Headline
CVE-2019-3842: Spoofing of XDG_SEAT allows for actions to be checked against "allow_active" instead of "allow_any"
In systemd before v242-rc4, it was discovered that pam_systemd does not properly sanitize the environment before using the XDG_SEAT variable. It is possible for an attacker, in some particular configurations, to set a XDG_SEAT environment variable which allows for commands to be checked against polkit policies using the “allow_active” element rather than "allow_any".
Description Sam Fowler 2019-01-23 01:23:07 UTC
systemd has a vulnerability in the PAM module, pam_systemd, that allows for spoofing of the XDG_SEAT environment variable which allows for commands to be checked against polkit policies using the “allow_active” element rather than "allow_any". Users with local access to machines with an active tty sessions can exploit this to elevate their privileges.

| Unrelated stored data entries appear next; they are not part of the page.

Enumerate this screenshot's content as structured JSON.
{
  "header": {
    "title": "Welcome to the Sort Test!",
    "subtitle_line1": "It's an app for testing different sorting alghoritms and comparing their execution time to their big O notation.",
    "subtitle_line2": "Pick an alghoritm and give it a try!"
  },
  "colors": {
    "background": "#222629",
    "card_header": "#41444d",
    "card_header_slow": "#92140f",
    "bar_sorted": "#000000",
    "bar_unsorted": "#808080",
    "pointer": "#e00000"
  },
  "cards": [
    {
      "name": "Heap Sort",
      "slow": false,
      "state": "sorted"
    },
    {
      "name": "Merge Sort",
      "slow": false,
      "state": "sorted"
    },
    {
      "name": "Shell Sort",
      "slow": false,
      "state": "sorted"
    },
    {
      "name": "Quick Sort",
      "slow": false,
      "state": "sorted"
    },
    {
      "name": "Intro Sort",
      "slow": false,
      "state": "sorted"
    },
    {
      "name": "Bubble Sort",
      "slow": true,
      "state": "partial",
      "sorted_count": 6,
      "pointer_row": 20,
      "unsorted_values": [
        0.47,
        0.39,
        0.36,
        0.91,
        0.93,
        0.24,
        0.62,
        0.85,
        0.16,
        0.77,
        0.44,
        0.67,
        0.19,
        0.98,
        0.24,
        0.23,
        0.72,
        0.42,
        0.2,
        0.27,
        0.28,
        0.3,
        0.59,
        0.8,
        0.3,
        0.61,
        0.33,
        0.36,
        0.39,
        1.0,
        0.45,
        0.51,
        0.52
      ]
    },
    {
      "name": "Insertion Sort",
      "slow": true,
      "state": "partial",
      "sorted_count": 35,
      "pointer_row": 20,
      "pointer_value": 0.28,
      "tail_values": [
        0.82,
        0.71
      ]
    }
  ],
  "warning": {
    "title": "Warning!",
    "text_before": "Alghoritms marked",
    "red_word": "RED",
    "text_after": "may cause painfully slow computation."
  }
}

Comment 1 Riccardo Schirone 2019-03-01 15:44:01 UTC
pam_systemd uses getenv() to retrieve XDG_SEAT value, however when pam_systemd is used by a SUID binary this allows a unprivileged user, in some circumstances, to provide a fake XDG_SEAT value, with the consequences mentioned in comment 0.
Comment 2 Riccardo Schirone 2019-03-01 15:49:10 UTC
For the attack to be successful, a new session must be created and that is created by pam_systemd only if the calling process is not already part of a session. On Fedora/RHEL, in their default PAM configurations, it does not seem to be possible to let a session sneak in without systemd knowing about it, since pam_systemd is always called in every PAM config file.
Comment 10 Riccardo Schirone 2019-04-09 13:56:21 UTC
Created systemd tracking bugs for this issue:
Affects: fedora-all [bug 1698045]
Comment 11 Riccardo Schirone 2019-04-09 15:30:06 UTC
Acknowledgments:
Name: Jann Horn (Google Project Zero)
Comment 13 Riccardo Schirone 2020-03-06 13:57:55 UTC
Statement:
For the attack to be successful, a new session must be created by pam_systemd. This is done only if the calling process is not already part of a session. Red Hat Enterprise Linux, in its default PAM configurations, does not let a session sneak in without systemd knowing about it, since pam_systemd is always called in every PAM config file. Unless a wrong PAM config file is in place, this vulnerability cannot be triggered on Red Hat Enterprise Linux 7 and 8.